How can we improve the picture? 

It is extremely hard. But there are ideas I could throw in, just for the fun of arguing.

One thing to note is the fact that until now we always constructed collider detectors using the paradigm “Measure first, destroy later”: we first measure the path of charged particles in what is called a “tracker”-  a device with very thin material (gas or thin layers of silicon, e.g.) where the particles ionize the medium but do not significantly degrade their properties and momenta; and only later on do we allow those particles, along with the neutral ones we could not track anyway, to interact with dense materials in “calorimeters”, where we content ourselves with measuring the energy of the incident bodies, and only roughly measure their directions.
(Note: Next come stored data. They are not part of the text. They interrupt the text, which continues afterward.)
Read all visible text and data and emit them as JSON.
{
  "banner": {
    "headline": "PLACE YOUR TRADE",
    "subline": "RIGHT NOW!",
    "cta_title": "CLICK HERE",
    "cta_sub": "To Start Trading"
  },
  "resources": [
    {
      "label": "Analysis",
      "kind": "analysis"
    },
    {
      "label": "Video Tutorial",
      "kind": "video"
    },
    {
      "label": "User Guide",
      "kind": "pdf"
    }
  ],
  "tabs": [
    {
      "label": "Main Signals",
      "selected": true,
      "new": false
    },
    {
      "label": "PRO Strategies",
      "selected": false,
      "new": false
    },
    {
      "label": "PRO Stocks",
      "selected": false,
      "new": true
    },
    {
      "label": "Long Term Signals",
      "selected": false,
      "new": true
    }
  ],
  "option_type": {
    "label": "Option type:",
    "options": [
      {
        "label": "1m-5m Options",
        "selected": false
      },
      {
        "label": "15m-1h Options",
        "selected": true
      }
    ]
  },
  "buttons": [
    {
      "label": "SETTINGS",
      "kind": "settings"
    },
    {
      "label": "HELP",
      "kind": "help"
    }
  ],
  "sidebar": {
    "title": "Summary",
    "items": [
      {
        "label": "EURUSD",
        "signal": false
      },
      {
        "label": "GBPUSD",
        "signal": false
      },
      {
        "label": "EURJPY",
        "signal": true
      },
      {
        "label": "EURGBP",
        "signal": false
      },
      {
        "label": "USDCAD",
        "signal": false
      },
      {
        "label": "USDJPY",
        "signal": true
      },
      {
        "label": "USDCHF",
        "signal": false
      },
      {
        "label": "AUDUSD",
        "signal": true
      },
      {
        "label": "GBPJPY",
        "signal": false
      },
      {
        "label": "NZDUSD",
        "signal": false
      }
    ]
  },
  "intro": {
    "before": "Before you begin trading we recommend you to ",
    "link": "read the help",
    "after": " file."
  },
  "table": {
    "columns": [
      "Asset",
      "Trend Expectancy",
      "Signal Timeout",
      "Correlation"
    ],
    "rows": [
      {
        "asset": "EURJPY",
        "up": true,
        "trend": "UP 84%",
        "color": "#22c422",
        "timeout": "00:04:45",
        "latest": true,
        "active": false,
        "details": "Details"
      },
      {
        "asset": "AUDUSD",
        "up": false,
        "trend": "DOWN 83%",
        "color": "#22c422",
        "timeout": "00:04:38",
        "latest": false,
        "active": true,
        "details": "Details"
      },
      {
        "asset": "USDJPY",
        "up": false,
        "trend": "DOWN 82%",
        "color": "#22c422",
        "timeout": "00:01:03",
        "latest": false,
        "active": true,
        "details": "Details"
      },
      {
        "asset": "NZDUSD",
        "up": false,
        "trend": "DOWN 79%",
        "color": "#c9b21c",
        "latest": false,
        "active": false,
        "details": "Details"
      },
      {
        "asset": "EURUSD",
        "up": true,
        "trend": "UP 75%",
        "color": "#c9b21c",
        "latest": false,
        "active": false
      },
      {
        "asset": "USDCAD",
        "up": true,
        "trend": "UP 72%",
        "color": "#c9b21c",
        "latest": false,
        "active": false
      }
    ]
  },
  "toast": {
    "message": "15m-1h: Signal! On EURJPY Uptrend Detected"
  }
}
Can we change that paradigm, for the benefit of a smarter reconstruction of the properties of particles produced in the collisions? We can, sure. For calorimeters nowadays can do both things at once: track and measure energy. Imaging of particle showers, performed with machine learning tools, is a much-researched and advanced topic today, and DNNs are of course big players there. In fact, it has been proven that DNN tools can use calorimeter signals also to identify muons of very high momentum, as the muons exhibit a subtle property called “relativistic radiation rise” at high momentum, something that nobody thought would be exploitable for particle identification, until DNN were put to the task.

Above: signal reconstruction in the simulation of an imaging calorimeter designed for a new linear collider, ILC. Different particles provide different patterns of the reconstructed energy deposits: left to right, what to me seems the result of a photon or electron signal, a muon signal, and a single hadron signal. Particles come from the bottom. (I could be wrong, but it is nice to guess!)

Hence my wish: can we imagine a process by means of which we allow DNNs to guide us to produce the most fruitful design of a collider detector, allowing us to escape from misconceptions and ad-hockery which served us well until we had to reconstruct collisions with dumb algorithms? I can think of ways to embark in a systematic study of this kind. It would be very difficult, but I bet it would guarantee that we would be truly “optimizing” the performance of whatever detector we end up designing at the end of the day.

Just to give an example of how we could perform this task: break it in pieces. Study a single slice of whatever detector arrangement you want to start with, define your DNN loss to be a combination of classification errors and resolution degradations, and train the algorithm with lots of different kinds of data, allowing the DNN to change the detector geometry and layout, expressed as parameters in the architecture. Then iterate with different parts of the proposed initial scheme, and evolve toward solutions which exploit the way DNNs can interpret the resulting data output. Simple, ain’t it? Ok, it is not simple at all!, but we have a few years to play with this, and it looks quite cool!